When you think of the celebrations after Cowen took over the leadership of his party and the job of Taoiseach, you have to say that he has had wretched luck. His only hope of survival is to impress upon the voters that he has done the right thing by the country.
That’s why the banking fiasco is so unfortunate. The only hope of getting people to look beyond their own self-interest is to show there is an equality of pain. But the notion that “wide-boys” and chancers are creaming it off the top is very widespread, especially now.
It will be interesting to see how many people turn out for tomorrow’s march. I would say a fairsized crowd but the next one could be even bigger. Is there anything Cowen can do? A national government has been suggested as a way out for the political class. He could try a general election but the polls suggest that would be a disaster. FF could change their leader but the same problems would remain.

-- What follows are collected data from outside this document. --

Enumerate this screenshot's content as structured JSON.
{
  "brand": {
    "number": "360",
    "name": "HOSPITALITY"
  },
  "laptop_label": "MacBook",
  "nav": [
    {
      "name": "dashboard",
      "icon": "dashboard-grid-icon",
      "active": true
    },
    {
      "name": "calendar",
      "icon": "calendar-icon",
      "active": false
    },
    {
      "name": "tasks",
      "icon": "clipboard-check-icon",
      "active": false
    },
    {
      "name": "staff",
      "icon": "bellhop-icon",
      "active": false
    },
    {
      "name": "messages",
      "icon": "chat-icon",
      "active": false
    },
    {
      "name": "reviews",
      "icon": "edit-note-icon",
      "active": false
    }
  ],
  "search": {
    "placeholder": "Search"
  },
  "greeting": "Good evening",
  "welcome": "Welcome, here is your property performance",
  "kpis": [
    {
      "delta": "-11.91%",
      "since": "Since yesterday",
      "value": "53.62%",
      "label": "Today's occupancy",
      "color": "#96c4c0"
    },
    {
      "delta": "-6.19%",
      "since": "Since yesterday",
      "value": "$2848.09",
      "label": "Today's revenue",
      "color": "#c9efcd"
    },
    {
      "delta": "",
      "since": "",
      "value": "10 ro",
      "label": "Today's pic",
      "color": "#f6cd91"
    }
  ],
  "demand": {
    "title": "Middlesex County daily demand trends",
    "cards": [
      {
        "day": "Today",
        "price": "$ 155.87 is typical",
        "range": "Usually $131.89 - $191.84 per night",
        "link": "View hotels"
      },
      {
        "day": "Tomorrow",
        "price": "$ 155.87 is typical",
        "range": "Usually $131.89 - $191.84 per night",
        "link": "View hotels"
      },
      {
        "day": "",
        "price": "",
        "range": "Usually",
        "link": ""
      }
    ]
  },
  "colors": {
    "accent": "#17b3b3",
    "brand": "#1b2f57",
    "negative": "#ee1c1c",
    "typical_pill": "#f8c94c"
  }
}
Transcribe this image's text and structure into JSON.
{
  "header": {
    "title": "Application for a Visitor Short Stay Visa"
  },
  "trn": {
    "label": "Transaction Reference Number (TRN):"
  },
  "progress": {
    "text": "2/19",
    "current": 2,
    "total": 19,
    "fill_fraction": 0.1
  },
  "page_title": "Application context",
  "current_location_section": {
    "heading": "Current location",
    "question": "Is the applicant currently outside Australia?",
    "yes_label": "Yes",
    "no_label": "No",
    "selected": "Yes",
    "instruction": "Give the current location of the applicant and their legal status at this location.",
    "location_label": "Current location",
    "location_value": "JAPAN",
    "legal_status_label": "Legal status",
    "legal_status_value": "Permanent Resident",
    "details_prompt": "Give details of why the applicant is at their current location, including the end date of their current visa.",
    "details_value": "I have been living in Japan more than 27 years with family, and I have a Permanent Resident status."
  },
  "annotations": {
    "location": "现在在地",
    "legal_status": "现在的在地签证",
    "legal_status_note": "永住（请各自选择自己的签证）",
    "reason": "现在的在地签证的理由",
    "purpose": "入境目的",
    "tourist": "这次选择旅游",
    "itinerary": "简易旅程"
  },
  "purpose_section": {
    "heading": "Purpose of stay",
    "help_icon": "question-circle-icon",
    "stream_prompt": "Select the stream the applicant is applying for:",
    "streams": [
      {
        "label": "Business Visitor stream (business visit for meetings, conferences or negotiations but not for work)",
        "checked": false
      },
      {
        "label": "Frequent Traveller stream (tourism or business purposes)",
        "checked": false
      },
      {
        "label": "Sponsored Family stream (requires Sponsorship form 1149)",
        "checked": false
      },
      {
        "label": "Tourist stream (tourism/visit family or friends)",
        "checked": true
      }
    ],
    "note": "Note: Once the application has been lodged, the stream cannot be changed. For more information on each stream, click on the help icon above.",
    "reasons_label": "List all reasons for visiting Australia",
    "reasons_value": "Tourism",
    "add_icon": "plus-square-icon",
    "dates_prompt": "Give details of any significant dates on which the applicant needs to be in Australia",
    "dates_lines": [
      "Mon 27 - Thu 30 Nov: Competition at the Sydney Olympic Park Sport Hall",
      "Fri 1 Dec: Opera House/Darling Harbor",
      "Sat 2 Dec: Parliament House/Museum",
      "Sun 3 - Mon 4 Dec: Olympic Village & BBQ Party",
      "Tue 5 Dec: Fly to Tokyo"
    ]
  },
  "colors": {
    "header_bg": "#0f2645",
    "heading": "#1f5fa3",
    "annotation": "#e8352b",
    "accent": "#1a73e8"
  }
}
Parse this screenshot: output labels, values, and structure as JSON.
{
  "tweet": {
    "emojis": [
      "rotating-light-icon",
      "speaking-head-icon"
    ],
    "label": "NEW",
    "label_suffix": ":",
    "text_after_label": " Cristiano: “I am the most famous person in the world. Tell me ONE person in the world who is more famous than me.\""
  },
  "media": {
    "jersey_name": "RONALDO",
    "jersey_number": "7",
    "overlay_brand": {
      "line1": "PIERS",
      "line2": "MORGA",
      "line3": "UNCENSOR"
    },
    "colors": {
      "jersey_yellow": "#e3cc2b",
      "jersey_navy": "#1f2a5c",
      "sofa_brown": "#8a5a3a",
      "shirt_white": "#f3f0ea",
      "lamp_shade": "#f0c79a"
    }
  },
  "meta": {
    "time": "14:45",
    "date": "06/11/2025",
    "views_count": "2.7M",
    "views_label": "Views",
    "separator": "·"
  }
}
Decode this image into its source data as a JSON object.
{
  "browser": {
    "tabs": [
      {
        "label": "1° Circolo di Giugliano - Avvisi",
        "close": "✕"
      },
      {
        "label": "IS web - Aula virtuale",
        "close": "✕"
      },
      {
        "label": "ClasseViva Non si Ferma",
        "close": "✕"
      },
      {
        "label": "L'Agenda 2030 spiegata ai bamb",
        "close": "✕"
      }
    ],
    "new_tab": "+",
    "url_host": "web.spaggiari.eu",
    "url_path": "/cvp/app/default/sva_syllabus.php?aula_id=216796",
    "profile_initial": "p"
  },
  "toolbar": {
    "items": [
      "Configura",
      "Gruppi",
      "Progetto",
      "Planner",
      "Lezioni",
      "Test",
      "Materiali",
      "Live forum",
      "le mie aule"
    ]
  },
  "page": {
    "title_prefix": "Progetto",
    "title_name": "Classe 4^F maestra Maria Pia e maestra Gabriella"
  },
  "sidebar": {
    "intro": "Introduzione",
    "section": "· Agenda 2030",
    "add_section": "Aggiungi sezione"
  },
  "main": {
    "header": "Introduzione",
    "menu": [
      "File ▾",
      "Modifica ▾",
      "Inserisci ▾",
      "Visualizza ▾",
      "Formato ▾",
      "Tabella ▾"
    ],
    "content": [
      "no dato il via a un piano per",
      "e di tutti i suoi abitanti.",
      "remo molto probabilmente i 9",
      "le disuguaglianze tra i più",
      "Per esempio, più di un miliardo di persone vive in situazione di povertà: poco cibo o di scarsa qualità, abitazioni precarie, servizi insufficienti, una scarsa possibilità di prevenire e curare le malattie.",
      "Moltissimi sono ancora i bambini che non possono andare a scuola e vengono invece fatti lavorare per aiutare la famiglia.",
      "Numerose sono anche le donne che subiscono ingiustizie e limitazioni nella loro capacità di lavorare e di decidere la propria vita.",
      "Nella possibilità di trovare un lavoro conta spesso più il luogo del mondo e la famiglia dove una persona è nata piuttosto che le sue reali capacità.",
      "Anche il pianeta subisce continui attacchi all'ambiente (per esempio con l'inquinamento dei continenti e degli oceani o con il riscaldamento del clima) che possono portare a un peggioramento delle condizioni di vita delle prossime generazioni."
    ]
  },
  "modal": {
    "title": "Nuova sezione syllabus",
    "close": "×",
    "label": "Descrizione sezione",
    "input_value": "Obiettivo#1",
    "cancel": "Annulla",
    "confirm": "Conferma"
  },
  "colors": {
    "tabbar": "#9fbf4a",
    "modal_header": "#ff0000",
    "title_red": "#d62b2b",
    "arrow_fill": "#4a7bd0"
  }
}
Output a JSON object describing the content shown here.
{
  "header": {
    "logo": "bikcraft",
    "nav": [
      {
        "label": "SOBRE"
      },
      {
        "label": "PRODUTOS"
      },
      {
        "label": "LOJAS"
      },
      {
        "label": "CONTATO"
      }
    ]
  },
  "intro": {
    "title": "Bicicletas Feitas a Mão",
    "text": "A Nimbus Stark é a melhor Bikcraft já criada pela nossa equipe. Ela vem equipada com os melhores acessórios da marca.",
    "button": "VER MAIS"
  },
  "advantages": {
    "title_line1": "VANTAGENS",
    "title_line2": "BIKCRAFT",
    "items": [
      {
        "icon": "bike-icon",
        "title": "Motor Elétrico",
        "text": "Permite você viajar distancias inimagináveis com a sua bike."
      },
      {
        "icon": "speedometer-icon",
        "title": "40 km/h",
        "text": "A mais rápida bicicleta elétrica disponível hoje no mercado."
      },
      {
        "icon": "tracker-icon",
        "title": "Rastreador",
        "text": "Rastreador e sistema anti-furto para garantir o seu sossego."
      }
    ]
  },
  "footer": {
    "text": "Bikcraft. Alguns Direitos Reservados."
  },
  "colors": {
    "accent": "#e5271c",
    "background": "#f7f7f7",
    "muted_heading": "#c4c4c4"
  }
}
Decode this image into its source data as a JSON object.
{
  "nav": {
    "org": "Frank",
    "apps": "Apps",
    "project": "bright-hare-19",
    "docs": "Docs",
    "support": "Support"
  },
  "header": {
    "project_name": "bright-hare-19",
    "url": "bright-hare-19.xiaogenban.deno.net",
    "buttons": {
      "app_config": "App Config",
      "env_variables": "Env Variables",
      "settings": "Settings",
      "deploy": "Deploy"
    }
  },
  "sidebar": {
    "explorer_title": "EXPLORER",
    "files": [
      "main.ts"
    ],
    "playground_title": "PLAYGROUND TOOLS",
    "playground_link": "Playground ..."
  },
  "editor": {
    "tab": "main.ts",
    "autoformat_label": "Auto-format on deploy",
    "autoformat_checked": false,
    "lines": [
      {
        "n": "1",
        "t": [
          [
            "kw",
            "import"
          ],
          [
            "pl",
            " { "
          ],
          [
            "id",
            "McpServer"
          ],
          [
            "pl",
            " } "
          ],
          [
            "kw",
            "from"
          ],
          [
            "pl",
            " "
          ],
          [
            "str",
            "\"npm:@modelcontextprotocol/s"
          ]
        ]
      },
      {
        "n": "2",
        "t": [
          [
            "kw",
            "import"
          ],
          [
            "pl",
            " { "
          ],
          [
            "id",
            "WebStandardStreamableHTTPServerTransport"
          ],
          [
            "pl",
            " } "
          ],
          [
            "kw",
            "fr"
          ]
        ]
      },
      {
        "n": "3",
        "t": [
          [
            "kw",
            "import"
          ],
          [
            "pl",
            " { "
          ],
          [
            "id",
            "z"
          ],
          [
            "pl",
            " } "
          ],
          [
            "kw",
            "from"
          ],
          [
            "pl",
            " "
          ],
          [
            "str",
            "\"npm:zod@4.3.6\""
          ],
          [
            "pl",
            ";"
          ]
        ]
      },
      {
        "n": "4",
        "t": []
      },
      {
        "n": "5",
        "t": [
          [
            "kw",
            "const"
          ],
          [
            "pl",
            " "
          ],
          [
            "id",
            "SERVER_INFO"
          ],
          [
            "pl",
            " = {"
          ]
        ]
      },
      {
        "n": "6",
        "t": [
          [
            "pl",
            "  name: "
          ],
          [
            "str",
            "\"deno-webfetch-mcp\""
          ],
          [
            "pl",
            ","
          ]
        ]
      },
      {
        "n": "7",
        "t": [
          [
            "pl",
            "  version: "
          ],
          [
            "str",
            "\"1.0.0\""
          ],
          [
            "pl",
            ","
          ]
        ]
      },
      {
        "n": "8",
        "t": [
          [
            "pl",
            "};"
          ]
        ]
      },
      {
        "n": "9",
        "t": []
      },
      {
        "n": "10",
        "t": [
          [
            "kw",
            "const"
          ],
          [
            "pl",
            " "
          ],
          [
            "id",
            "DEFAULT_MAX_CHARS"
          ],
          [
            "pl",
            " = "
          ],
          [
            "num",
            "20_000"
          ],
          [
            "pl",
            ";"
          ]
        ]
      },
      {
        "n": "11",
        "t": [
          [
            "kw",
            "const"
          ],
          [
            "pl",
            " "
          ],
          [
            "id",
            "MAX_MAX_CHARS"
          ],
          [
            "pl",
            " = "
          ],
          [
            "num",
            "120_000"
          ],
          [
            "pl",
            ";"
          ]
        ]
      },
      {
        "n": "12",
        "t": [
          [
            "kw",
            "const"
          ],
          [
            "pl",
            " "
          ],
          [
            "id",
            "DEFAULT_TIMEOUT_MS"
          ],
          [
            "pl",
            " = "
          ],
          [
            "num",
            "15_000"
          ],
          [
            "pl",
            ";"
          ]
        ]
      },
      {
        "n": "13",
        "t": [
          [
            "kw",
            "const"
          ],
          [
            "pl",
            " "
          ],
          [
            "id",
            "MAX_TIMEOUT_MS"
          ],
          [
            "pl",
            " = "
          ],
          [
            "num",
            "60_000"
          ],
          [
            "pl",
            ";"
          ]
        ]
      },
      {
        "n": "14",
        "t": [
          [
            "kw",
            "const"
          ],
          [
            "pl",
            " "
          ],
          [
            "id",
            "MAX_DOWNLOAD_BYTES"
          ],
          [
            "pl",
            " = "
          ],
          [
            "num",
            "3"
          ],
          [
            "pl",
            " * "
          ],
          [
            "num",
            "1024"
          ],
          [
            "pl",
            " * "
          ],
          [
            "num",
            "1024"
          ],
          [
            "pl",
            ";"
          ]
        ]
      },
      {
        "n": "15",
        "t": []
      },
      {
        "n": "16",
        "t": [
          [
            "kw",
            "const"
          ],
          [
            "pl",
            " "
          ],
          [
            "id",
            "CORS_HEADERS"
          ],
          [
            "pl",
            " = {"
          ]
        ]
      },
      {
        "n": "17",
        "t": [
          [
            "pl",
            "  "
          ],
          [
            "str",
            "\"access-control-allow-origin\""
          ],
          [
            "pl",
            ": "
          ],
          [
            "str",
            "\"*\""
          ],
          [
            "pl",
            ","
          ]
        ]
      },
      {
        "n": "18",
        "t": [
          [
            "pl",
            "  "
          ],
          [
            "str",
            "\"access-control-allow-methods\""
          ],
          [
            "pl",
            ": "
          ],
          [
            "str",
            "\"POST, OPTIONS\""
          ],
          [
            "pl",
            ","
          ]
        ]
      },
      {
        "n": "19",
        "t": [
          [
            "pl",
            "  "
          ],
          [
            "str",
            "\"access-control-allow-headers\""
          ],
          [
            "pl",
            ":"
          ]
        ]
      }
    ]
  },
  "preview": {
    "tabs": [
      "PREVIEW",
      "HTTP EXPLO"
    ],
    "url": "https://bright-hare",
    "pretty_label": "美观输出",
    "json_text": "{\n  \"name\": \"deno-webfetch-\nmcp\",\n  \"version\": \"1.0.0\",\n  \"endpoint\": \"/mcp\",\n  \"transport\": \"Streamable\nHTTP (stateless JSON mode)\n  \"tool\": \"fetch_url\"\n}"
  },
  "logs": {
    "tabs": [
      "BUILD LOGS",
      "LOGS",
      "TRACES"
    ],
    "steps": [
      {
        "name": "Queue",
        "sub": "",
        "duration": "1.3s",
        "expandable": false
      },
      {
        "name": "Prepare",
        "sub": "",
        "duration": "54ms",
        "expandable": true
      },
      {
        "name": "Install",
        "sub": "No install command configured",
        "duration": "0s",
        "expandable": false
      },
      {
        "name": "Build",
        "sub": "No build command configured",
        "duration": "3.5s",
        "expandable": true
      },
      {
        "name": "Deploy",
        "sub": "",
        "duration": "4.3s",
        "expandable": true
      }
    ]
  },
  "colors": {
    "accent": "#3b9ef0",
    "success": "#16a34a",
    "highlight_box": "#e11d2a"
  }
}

The British-Irish Council discussed the state of the economy. Cowen gave them a briefing on the Irish situation and, from what I heard afterwards, he didn’t put a tooth in it or attempt to gloss over the problems.
I keep thinking of a satirical Robert Redford film from way back called The Candidate. It features the son of an outgoing politician who runs for the US Senate very reluctantly and only on the basis that his all-knowing worldly-wise adviser tells him he is certain to lose. Don’t read any more if you don’t want to know the plot . . . but he ends up winning and the closing line has him plaintively asking his adviser, “What do we do now?”
Incidentally, anyone looking for a film that sums up the Recession should get the DVD of Burt Lancaster in The Swimmer. You’ll have to go somewhere like Laser for it, because it first came out in 1968.
I watched it again recently. Based on a short story by John Cheever, it features a man (Lancaster) who decides to swim home to his commodious house in upstate New York via the swimming pools of his friends and neighbours. It’s a terrific study of a successful business or professional man’s disintegration and beautifully made. The story is probably being replicated in a good many places nowadays. Nothing like the old movies, eh Dan?